Sunday, July 18, 2010

30/37 - Where's the Guillotine?

Wednesday July 14th

Joyeux quatorze Juillet! It’s Bastille Day - the French National holiday….as big here as July 4th is to Americans. Ever since I knew we were taking this trip - this has been the day I looked forward to most. Not to celebrate Bastille Day is tantamount to treason and punishable by the guillotine. The plan has always been to go into Avignon ( yep…the same Avignon of “Sur Le pont D’Avignon”. There will be fireworks and music and confetti and a full dance orchestre beside the river with an enormous area for dancing. Could anything be more more special than dancing under the stars on a hot night in celebration of a country’s freedom. Magic - something to last a lifetime.

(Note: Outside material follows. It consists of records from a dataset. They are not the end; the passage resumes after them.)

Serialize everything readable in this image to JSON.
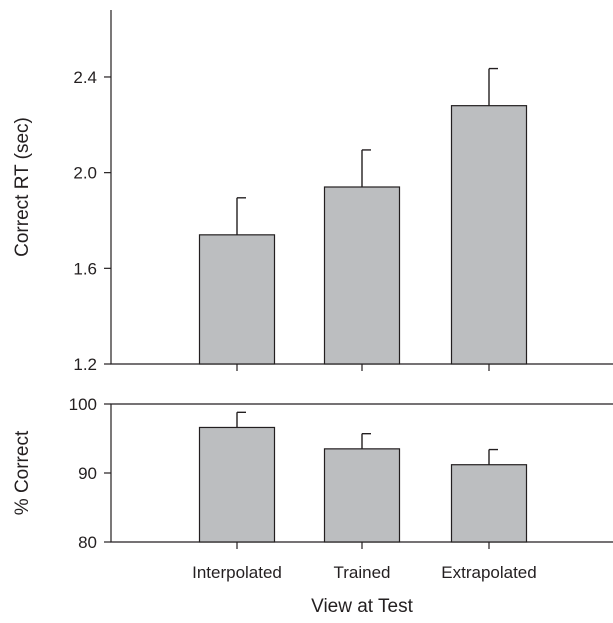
{
  "chart_data": {
    "type": "bar",
    "x_categories": [
      "Interpolated",
      "Trained",
      "Extrapolated"
    ],
    "xlabel": "View at Test",
    "panels": [
      {
        "id": "rt",
        "ylabel": "Correct RT (sec)",
        "ylim": [
          1.2,
          2.68
        ],
        "yticks": [
          "1.2",
          "1.6",
          "2.0",
          "2.4"
        ],
        "ytick_values": [
          1.2,
          1.6,
          2.0,
          2.4
        ],
        "values": [
          1.74,
          1.94,
          2.28
        ],
        "errors": [
          0.155,
          0.155,
          0.155
        ],
        "bar_color": "#bcbec0"
      },
      {
        "id": "accuracy",
        "ylabel": "% Correct",
        "ylim": [
          80,
          100
        ],
        "yticks": [
          "80",
          "90",
          "100"
        ],
        "ytick_values": [
          80,
          90,
          100
        ],
        "values": [
          96.6,
          93.5,
          91.2
        ],
        "errors": [
          2.2,
          2.2,
          2.2
        ],
        "bar_color": "#bcbec0"
      }
    ]
  }
}
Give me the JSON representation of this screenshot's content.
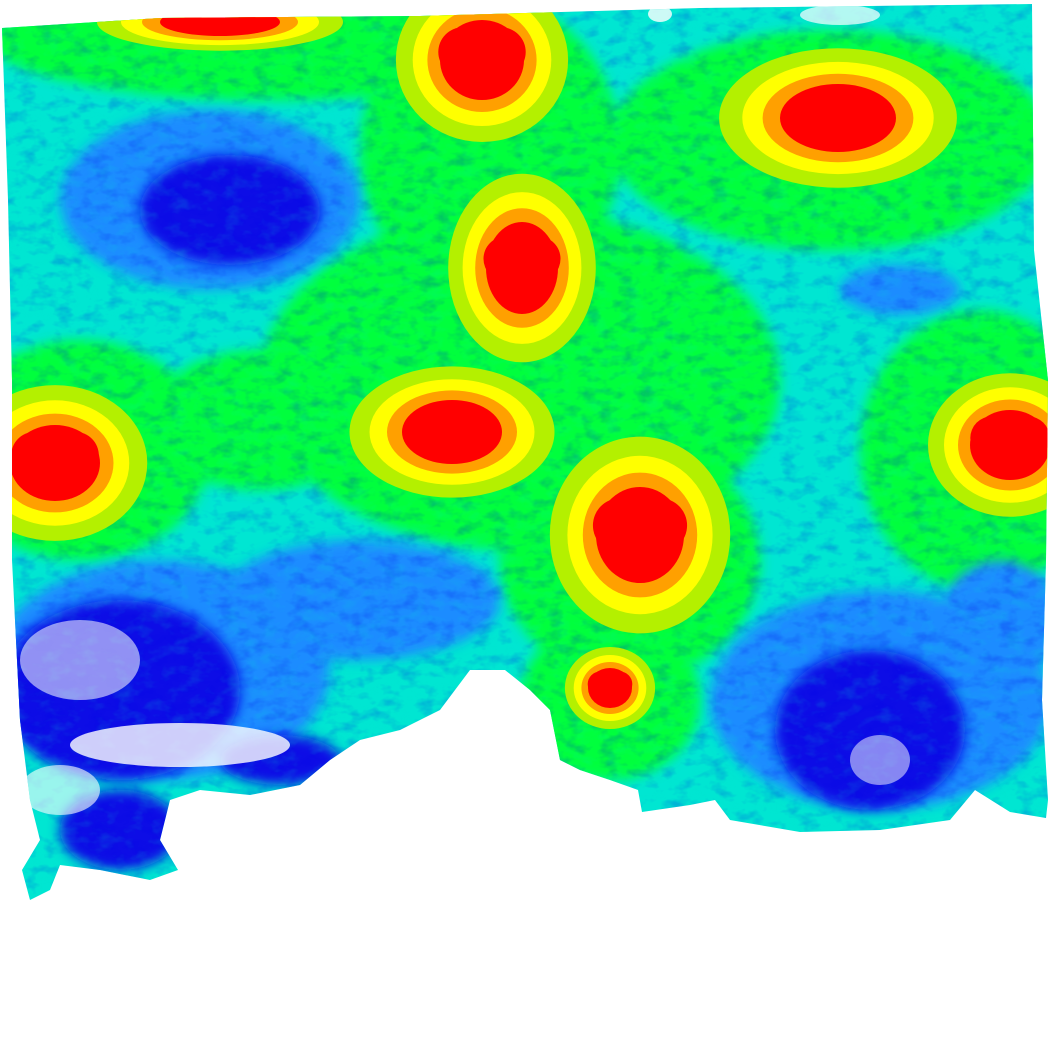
{
  "map": {
    "type": "raster-heatmap",
    "background_color": "#ffffff",
    "color_scale": [
      "#0a0ae6",
      "#1e8cff",
      "#00e6d2",
      "#00ff3c",
      "#b4f000",
      "#ffff00",
      "#ffa000",
      "#ff0000"
    ],
    "hotspot_count": 10,
    "legend_shown": false,
    "labels_shown": false
  }
}
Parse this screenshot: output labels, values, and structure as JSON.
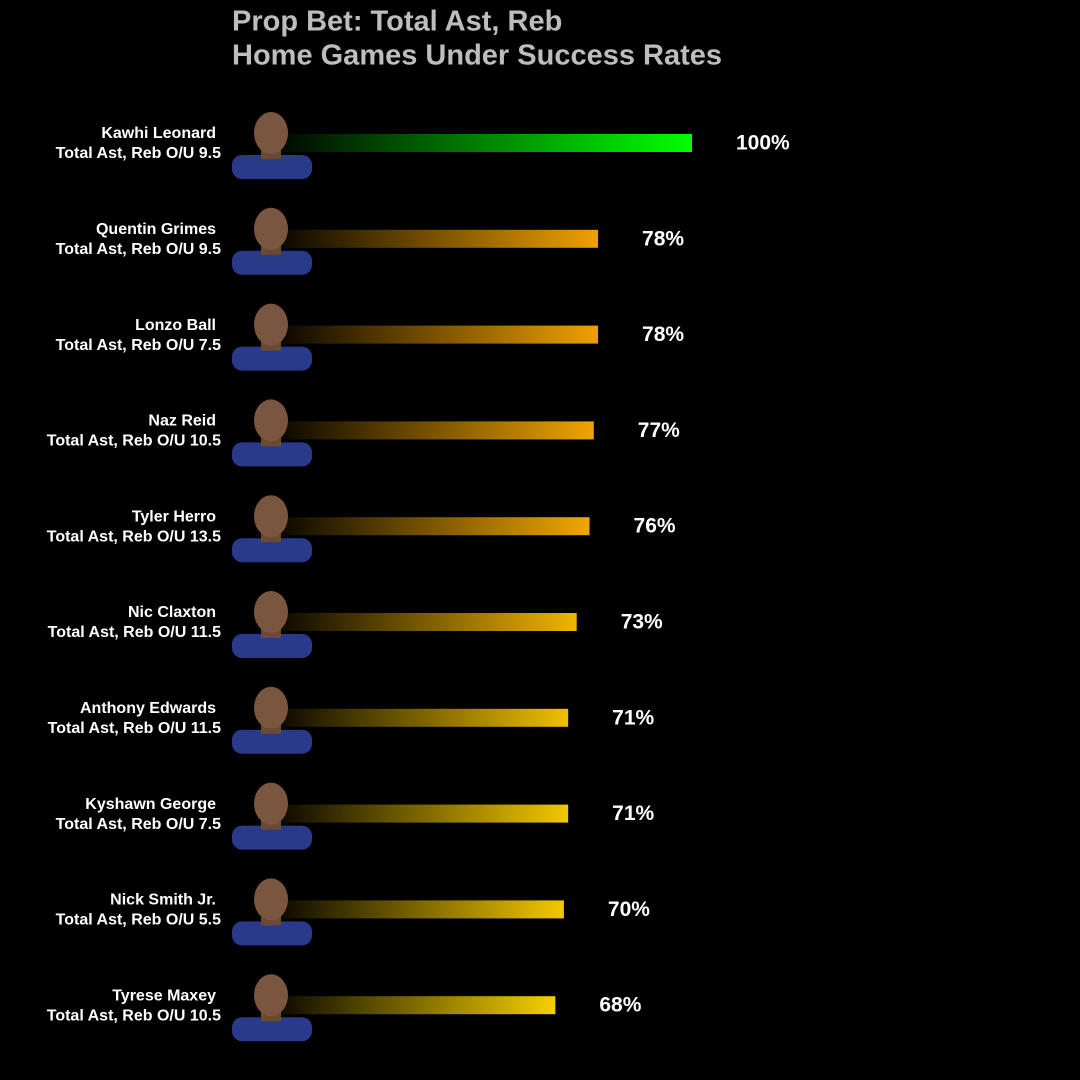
{
  "chart_data": {
    "type": "bar",
    "title": "Prop Bet: Total Ast, Reb",
    "subtitle": "Home Games Under Success Rates",
    "categories": [
      "Kawhi Leonard",
      "Quentin Grimes",
      "Lonzo Ball",
      "Naz Reid",
      "Tyler Herro",
      "Nic Claxton",
      "Anthony Edwards",
      "Kyshawn George",
      "Nick Smith Jr.",
      "Tyrese Maxey"
    ],
    "props": [
      "Total Ast, Reb O/U 9.5",
      "Total Ast, Reb O/U 9.5",
      "Total Ast, Reb O/U 7.5",
      "Total Ast, Reb O/U 10.5",
      "Total Ast, Reb O/U 13.5",
      "Total Ast, Reb O/U 11.5",
      "Total Ast, Reb O/U 11.5",
      "Total Ast, Reb O/U 7.5",
      "Total Ast, Reb O/U 5.5",
      "Total Ast, Reb O/U 10.5"
    ],
    "values": [
      100,
      78,
      78,
      77,
      76,
      73,
      71,
      71,
      70,
      68
    ],
    "value_labels": [
      "100%",
      "78%",
      "78%",
      "77%",
      "76%",
      "73%",
      "71%",
      "71%",
      "70%",
      "68%"
    ],
    "colors": [
      "#00ff00",
      "#f0a000",
      "#f0a000",
      "#f0a400",
      "#f0a800",
      "#f0b400",
      "#f0c000",
      "#f2c800",
      "#f2c800",
      "#f5d000"
    ],
    "xlim": [
      0,
      100
    ]
  }
}
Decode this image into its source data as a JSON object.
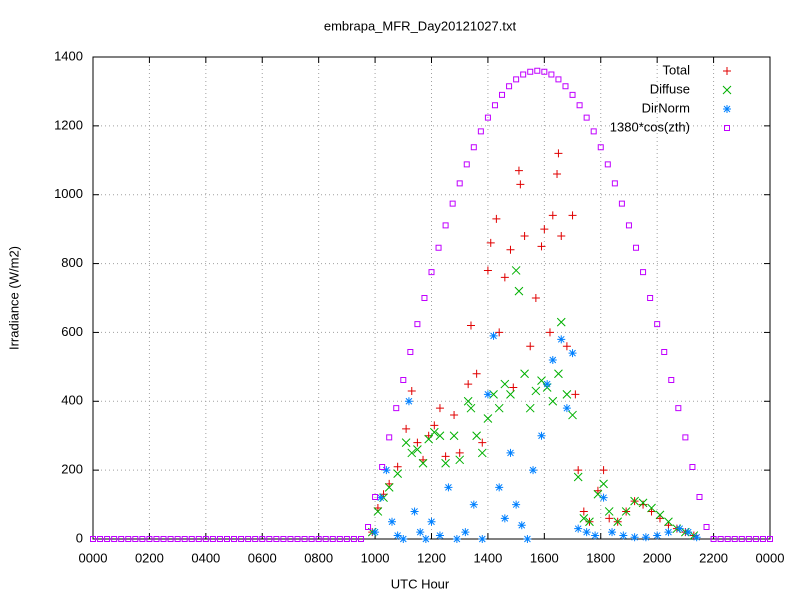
{
  "chart_data": {
    "type": "scatter",
    "title": "embrapa_MFR_Day20121027.txt",
    "xlabel": "UTC Hour",
    "ylabel": "Irradiance (W/m2)",
    "xlim": [
      0,
      24
    ],
    "ylim": [
      0,
      1400
    ],
    "xticks": [
      {
        "value": 0,
        "label": "0000"
      },
      {
        "value": 2,
        "label": "0200"
      },
      {
        "value": 4,
        "label": "0400"
      },
      {
        "value": 6,
        "label": "0600"
      },
      {
        "value": 8,
        "label": "0800"
      },
      {
        "value": 10,
        "label": "1000"
      },
      {
        "value": 12,
        "label": "1200"
      },
      {
        "value": 14,
        "label": "1400"
      },
      {
        "value": 16,
        "label": "1600"
      },
      {
        "value": 18,
        "label": "1800"
      },
      {
        "value": 20,
        "label": "2000"
      },
      {
        "value": 22,
        "label": "2200"
      },
      {
        "value": 24,
        "label": "0000"
      }
    ],
    "yticks": [
      0,
      200,
      400,
      600,
      800,
      1000,
      1200,
      1400
    ],
    "grid": true,
    "legend": "top-right",
    "series": [
      {
        "name": "Total",
        "color": "#e00000",
        "marker": "plus",
        "x": [
          9.9,
          10.1,
          10.3,
          10.5,
          10.8,
          11.1,
          11.3,
          11.5,
          11.7,
          11.9,
          12.1,
          12.3,
          12.5,
          12.8,
          13.0,
          13.3,
          13.4,
          13.6,
          13.8,
          14.0,
          14.1,
          14.3,
          14.4,
          14.6,
          14.8,
          14.9,
          15.1,
          15.15,
          15.3,
          15.5,
          15.7,
          15.9,
          16.0,
          16.2,
          16.3,
          16.45,
          16.5,
          16.6,
          16.8,
          17.0,
          17.1,
          17.2,
          17.4,
          17.6,
          17.9,
          18.1,
          18.3,
          18.6,
          18.9,
          19.2,
          19.5,
          19.8,
          20.1,
          20.4,
          20.7,
          21.0,
          21.3
        ],
        "values": [
          20,
          90,
          130,
          160,
          210,
          320,
          430,
          280,
          230,
          300,
          330,
          380,
          240,
          360,
          250,
          450,
          620,
          480,
          280,
          780,
          860,
          930,
          600,
          760,
          840,
          440,
          1070,
          1030,
          880,
          560,
          700,
          850,
          900,
          600,
          940,
          1060,
          1120,
          880,
          560,
          940,
          420,
          200,
          80,
          50,
          140,
          200,
          60,
          50,
          80,
          110,
          100,
          80,
          60,
          40,
          30,
          20,
          10
        ]
      },
      {
        "name": "Diffuse",
        "color": "#00b000",
        "marker": "cross",
        "x": [
          9.9,
          10.1,
          10.3,
          10.5,
          10.8,
          11.1,
          11.3,
          11.5,
          11.7,
          11.9,
          12.1,
          12.3,
          12.5,
          12.8,
          13.0,
          13.3,
          13.4,
          13.6,
          13.8,
          14.0,
          14.2,
          14.4,
          14.6,
          14.8,
          15.0,
          15.1,
          15.3,
          15.5,
          15.7,
          15.9,
          16.1,
          16.3,
          16.5,
          16.6,
          16.8,
          17.0,
          17.2,
          17.4,
          17.6,
          17.9,
          18.1,
          18.3,
          18.6,
          18.9,
          19.2,
          19.5,
          19.8,
          20.1,
          20.4,
          20.7,
          21.0,
          21.3
        ],
        "values": [
          20,
          80,
          120,
          150,
          190,
          280,
          250,
          260,
          220,
          290,
          310,
          300,
          220,
          300,
          230,
          400,
          380,
          300,
          250,
          350,
          420,
          380,
          450,
          420,
          780,
          720,
          480,
          380,
          430,
          460,
          440,
          400,
          480,
          630,
          420,
          360,
          180,
          60,
          50,
          130,
          160,
          80,
          50,
          80,
          110,
          105,
          90,
          70,
          50,
          30,
          20,
          10
        ]
      },
      {
        "name": "DirNorm",
        "color": "#0080ff",
        "marker": "star",
        "x": [
          10.0,
          10.2,
          10.4,
          10.6,
          10.8,
          11.0,
          11.2,
          11.4,
          11.6,
          11.8,
          12.0,
          12.3,
          12.6,
          12.9,
          13.2,
          13.5,
          13.8,
          14.0,
          14.2,
          14.4,
          14.6,
          14.8,
          15.0,
          15.2,
          15.4,
          15.6,
          15.9,
          16.1,
          16.3,
          16.6,
          16.8,
          17.0,
          17.2,
          17.5,
          17.8,
          18.1,
          18.4,
          18.8,
          19.2,
          19.6,
          20.0,
          20.4,
          20.8,
          21.1,
          21.4
        ],
        "values": [
          20,
          120,
          200,
          50,
          10,
          0,
          400,
          80,
          20,
          0,
          50,
          10,
          150,
          0,
          20,
          100,
          0,
          420,
          590,
          150,
          60,
          250,
          100,
          40,
          0,
          200,
          300,
          450,
          520,
          580,
          380,
          540,
          30,
          20,
          10,
          120,
          20,
          10,
          5,
          5,
          10,
          20,
          30,
          20,
          5
        ]
      },
      {
        "name": "1380*cos(zth)",
        "color": "#c000ff",
        "marker": "square",
        "x": [
          0,
          0.25,
          0.5,
          0.75,
          1,
          1.25,
          1.5,
          1.75,
          2,
          2.25,
          2.5,
          2.75,
          3,
          3.25,
          3.5,
          3.75,
          4,
          4.25,
          4.5,
          4.75,
          5,
          5.25,
          5.5,
          5.75,
          6,
          6.25,
          6.5,
          6.75,
          7,
          7.25,
          7.5,
          7.75,
          8,
          8.25,
          8.5,
          8.75,
          9,
          9.25,
          9.5,
          9.75,
          10,
          10.25,
          10.5,
          10.75,
          11,
          11.25,
          11.5,
          11.75,
          12,
          12.25,
          12.5,
          12.75,
          13,
          13.25,
          13.5,
          13.75,
          14,
          14.25,
          14.5,
          14.75,
          15,
          15.25,
          15.5,
          15.75,
          16,
          16.25,
          16.5,
          16.75,
          17,
          17.25,
          17.5,
          17.75,
          18,
          18.25,
          18.5,
          18.75,
          19,
          19.25,
          19.5,
          19.75,
          20,
          20.25,
          20.5,
          20.75,
          21,
          21.25,
          21.5,
          21.75,
          22,
          22.25,
          22.5,
          22.75,
          23,
          23.25,
          23.5,
          23.75,
          24
        ],
        "values": [
          0,
          0,
          0,
          0,
          0,
          0,
          0,
          0,
          0,
          0,
          0,
          0,
          0,
          0,
          0,
          0,
          0,
          0,
          0,
          0,
          0,
          0,
          0,
          0,
          0,
          0,
          0,
          0,
          0,
          0,
          0,
          0,
          0,
          0,
          0,
          0,
          0,
          0,
          0,
          35,
          122,
          209,
          295,
          380,
          462,
          543,
          624,
          700,
          775,
          846,
          911,
          974,
          1033,
          1088,
          1138,
          1184,
          1224,
          1260,
          1290,
          1315,
          1335,
          1349,
          1357,
          1360,
          1357,
          1349,
          1335,
          1315,
          1290,
          1260,
          1224,
          1184,
          1138,
          1088,
          1033,
          974,
          911,
          846,
          775,
          700,
          624,
          543,
          462,
          380,
          295,
          209,
          122,
          35,
          0,
          0,
          0,
          0,
          0,
          0,
          0,
          0,
          0
        ]
      }
    ]
  }
}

The sisters beg off going…it will be too much for them. I make all the appropriate noises but secretly I am glad they have decided not to come. We spend a lovely morning in Uzes and, after Tony glues himself to the Tour de France, we have an early dinner of French tart with Onions, smoked bacon and Crème Fraiche….kind of a cross between a quiche and a pizza. Tony and I discovered it in Alsace on our last trip. Cheap and wonderfully tasty. Then I ask what time we are going - and Beloved acts as if this is the first time he has heard anything about this - despite the many months we have discussed it. He stars to give reasons why it’s a bad idea. Traffic, drunks, no parking, an expensive hire car, the festivities don’t start till late. All of them are valid and I don’t give a shit about any of them. The truth is, he doesn’t care what I want…he just doesn’t want to go. English decorum means we don’t fight in front of the ladies - so he sulks and I seethe. We sit on the terrace and make small-talk with the sisters…not easy as one is very deaf and the other relates every experience to her time with her husband - but even they wonder why we are not going out to celebrate as planned. Our neighbour Robert calls up to us…The celebrations in Uzes start at 10.30 and there is a big firework display. I can’t argue with Tony when he says fireworks are the same anywhere and Sydney has the best in the world. I can’t explain that the girl inside wants to dance and be held in the moonlight. I wish I didn’t still feel like I’m 25. I wish I knew how to temper passion for everything into something more age appropriate. I wish I didn’t feel cheated, and betrayed, and used. I cry myself to sleep, because I know the chance will never come again and although it is a small thing in the greater scheme of things, it was important to ME! My husband has two distinct personalities, one of which I love more than life. The other man, the stranger sleeping next to me, is a selfish son of a bitch!